Chineasy Cucumber Salad
A refreshing Chinese cucumber salad featuring smashed cucumbers dressed with a flavorful combination of Chinkiang vinegar, Sichuan chili oil, and sesame oil, topped with crunchy peanuts, sesame seeds, and fresh cilantro.
Ingredients
- •1 tablespoon Chinkiang vinegar
- •1 teaspoon Sichuan chili oil
- •1 teaspoon sesame oil
- •1 teaspoon turbinado sugar
- •¼ teaspoon Kosher salt
- •3 whole Persian or Kirby cucumbers or 1 English cucumber
- •1 teaspoon toasted sesame seeds
- •2 tablespoons roasted unsalted peanuts, crushed
- •2 tablespoons cilantro leaves
Cooking Instructions
- 1.
Whisk together the vinegar, chili oil, sesame oil, sugar, and salt in a medium bowl until the sugar dissolves.

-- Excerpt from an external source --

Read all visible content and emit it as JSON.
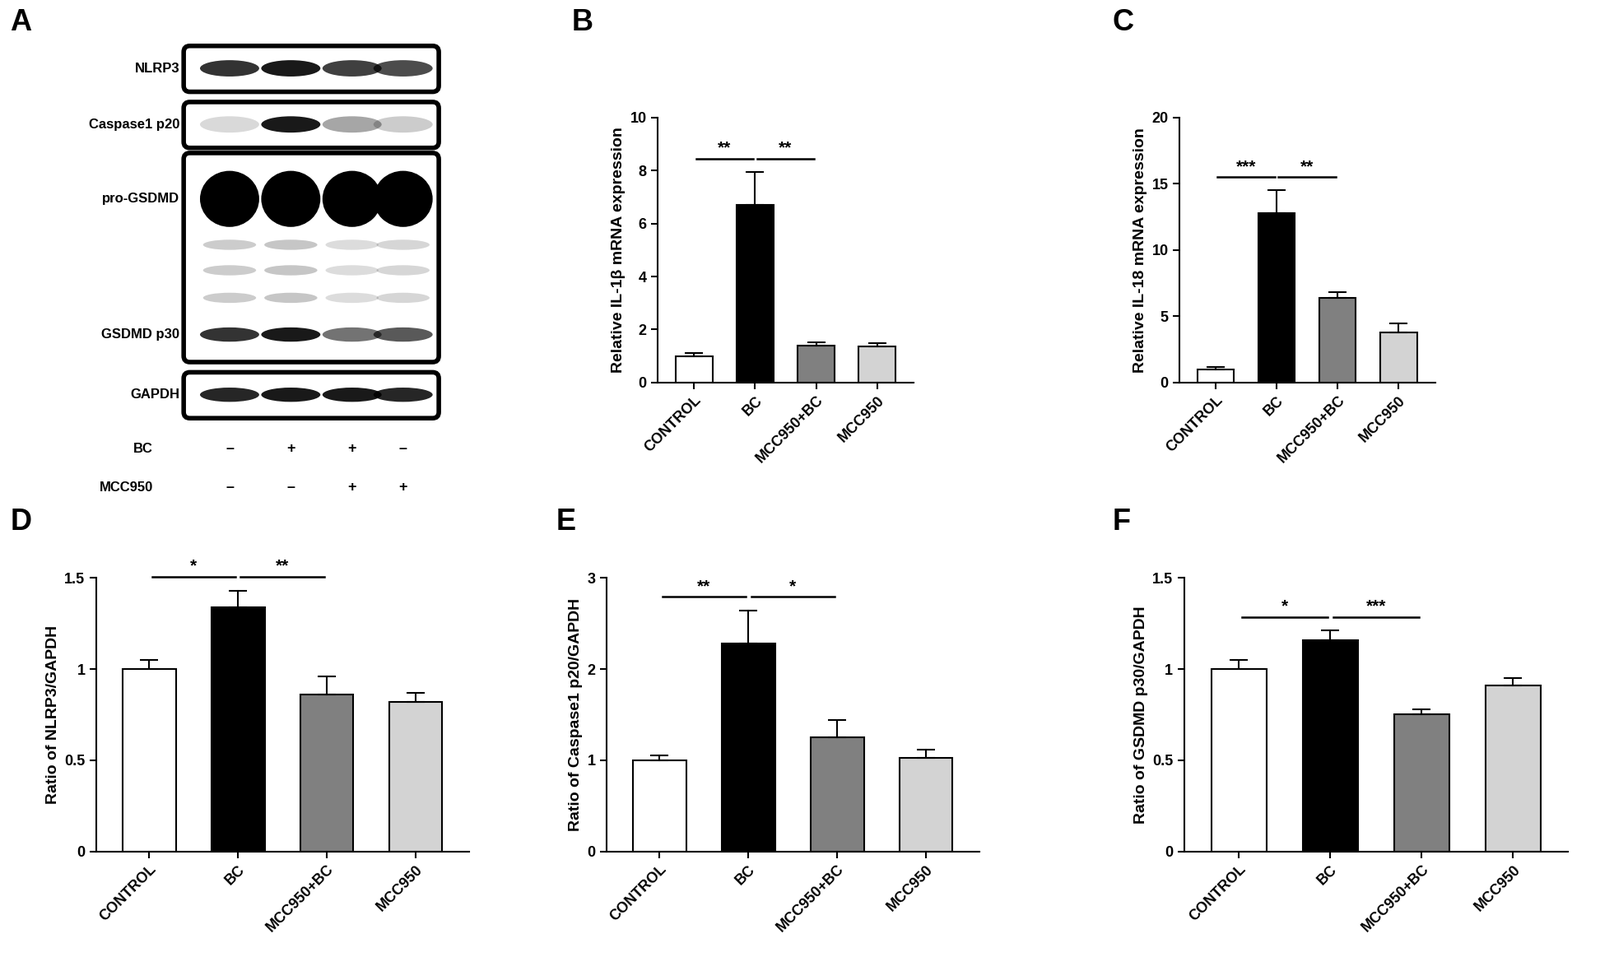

Set the dressing aside.
3 min
- 2.
Halve the cucumbers lengthwise. (If using English cucumbers, remove the seeds with a small spoon and discard.) Set them cut-side down on a cutting board and lightly smash them: Give them a couple angry thwaps with the side of a cleaver (or a large chef's knife) until the cucumbers crack in a few places. (For less drama, just press down on them with the side of the knife.) Cut the abused cucumbers crosswise into 3/4-inch-thick half-moons.
5 min
- 3.
Toss the cucumbers in the dressing, portion them out onto plates, and top each serving with sesame seeds, peanuts, and cilantro.